As the U.S. prepares to permanently wind down use of its embarrassingly inept military pier effort in Gaza, the Pentagon has announced that it has once again failed to connect the pier this week as promised because of weather-related issues, potentially bringing a fitting end to the pier effort that was nothing short of disastrous for the two months since it was connected.
U.S. officials said earlier this week that the military planned to permanently remove the pier soon, after reconnecting it on Wednesday for a few days in order to deliver aid that has accumulated as the pier has been disconnected.
But the Pentagon said on Thursday that U.S. officials were unable to re-anchor the pier as planned, due to “technical and weather-related issues,” according to Pentagon Press Secretary Pat Ryder.
There is currently no date set to make another attempt. Officials did not make clear whether or not they will try again, but did confirm that the pier will be permanently removed soon — months earlier than the original estimated end date of September. The pier effort has cost $230 million.
These “technical and weather-related issues” have plagued the pier ever since it was first attached in May. The pier has been operational for roughly a third of the time since then, having been disconnected five times since its installation.
President Joe Biden touted the pier during his State of the Union address in March, saying that it would be a vital effort to deliver much-needed humanitarian aid to Palestinians in Gaza. The idea was immediately panned by humanitarian groups, who said that a pier was one of the least effective ways to deliver aid into the region — the most efficient way being a ceasefire and surge of aid into the region through ground corridors that Israel has been blocking for months.
Many aid groups and advocates for Palestinian rights said that the pier was a distraction from the Biden administration’s role in Israel’s genocidal massacre in Gaza, including its campaign of famine, disease and dehydration through the blocking of aid and targeting of crucial infrastructure.

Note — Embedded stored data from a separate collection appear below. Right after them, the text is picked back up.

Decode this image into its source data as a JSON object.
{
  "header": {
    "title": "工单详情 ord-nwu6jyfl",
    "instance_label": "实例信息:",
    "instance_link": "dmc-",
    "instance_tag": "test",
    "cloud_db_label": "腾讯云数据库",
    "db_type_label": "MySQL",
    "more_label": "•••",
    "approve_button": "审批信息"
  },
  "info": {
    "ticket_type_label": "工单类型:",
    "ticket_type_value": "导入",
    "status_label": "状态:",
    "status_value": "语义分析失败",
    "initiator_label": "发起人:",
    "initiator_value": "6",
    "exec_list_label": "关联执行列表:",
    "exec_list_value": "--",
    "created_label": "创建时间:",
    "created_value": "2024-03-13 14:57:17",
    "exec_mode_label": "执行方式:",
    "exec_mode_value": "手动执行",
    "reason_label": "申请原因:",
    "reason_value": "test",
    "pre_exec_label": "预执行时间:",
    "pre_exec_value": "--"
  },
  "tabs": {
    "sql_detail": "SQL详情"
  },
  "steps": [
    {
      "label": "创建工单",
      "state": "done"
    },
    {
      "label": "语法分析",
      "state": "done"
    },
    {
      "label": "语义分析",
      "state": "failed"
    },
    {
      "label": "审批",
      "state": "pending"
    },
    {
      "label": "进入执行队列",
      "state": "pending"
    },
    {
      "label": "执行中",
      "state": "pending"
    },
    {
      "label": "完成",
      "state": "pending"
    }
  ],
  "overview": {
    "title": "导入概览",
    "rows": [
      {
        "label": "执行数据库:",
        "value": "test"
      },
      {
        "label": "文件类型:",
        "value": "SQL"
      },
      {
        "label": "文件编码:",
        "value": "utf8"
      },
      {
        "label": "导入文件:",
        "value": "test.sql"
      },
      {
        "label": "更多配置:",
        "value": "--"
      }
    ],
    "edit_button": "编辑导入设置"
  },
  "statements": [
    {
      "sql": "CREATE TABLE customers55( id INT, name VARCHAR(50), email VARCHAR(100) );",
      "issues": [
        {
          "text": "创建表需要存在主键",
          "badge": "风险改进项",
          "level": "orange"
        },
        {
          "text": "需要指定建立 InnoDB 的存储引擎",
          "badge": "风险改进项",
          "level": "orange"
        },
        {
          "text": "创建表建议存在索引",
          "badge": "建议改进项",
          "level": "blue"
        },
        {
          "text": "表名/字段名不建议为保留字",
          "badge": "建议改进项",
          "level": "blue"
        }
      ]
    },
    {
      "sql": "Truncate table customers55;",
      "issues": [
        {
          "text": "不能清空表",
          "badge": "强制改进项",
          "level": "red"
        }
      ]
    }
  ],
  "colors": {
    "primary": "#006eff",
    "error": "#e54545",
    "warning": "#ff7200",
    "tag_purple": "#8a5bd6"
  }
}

Indeed, Palestinians have questioned the pier for its role in allowing U.S. troops to have a presence in Gaza — though the U.S. is insistent that no soldier has stepped foot on the ground — while delivering, in essence, no aid. The U.S. has also confirmed that the area around the pier was used by Israeli forces to help stage their massacre in Nuseirat in June, in which troops retrieved four Israeli hostages and killed 274 Palestinians, injuring 698 more.
The UN stopped delivering goods from the pier last month because of concerns over the Israeli military’s presence in the area and sustained attacks on humanitarian groups; indeed, just on Friday, an Israeli air strike killed four humanitarian workers in Israel’s designated “humanitarian safe zone” in Al-Mawasi, including at least one worker from a U.K.-based group.
Because of this, what little aid has made it into Gaza through the pier has largely not been delivered to Palestinians, instead rotting on the beach as Palestinians die just miles away due to starvation or wounds caused by Israeli strikes.
The administration has notably declined to say how much of the aid that has made it into Gaza has been delivered. In Ryder’s statement, he notes that the pier has allowed nearly 20 million pounds of aid into “the marshaling area where it can be collected by humanitarian organizations for onward delivery and distribution” — a specifically worded statement that simply says organizations “can” collect the goods, not that they’ve actually done so.
When it was first announced, Biden claimed that the pier was going to deliver 2 million meals a day to Palestinians — a goal that now seems laughable considering the reality of what the pier has done.
“I’ve been disappointed that some of the things that I’ve put forward have not succeeded as well, like the port we attached from Cyprus,” Biden said of the pier during his widely-watched press conference on Thursday night. “I was hopeful that would be more successful.”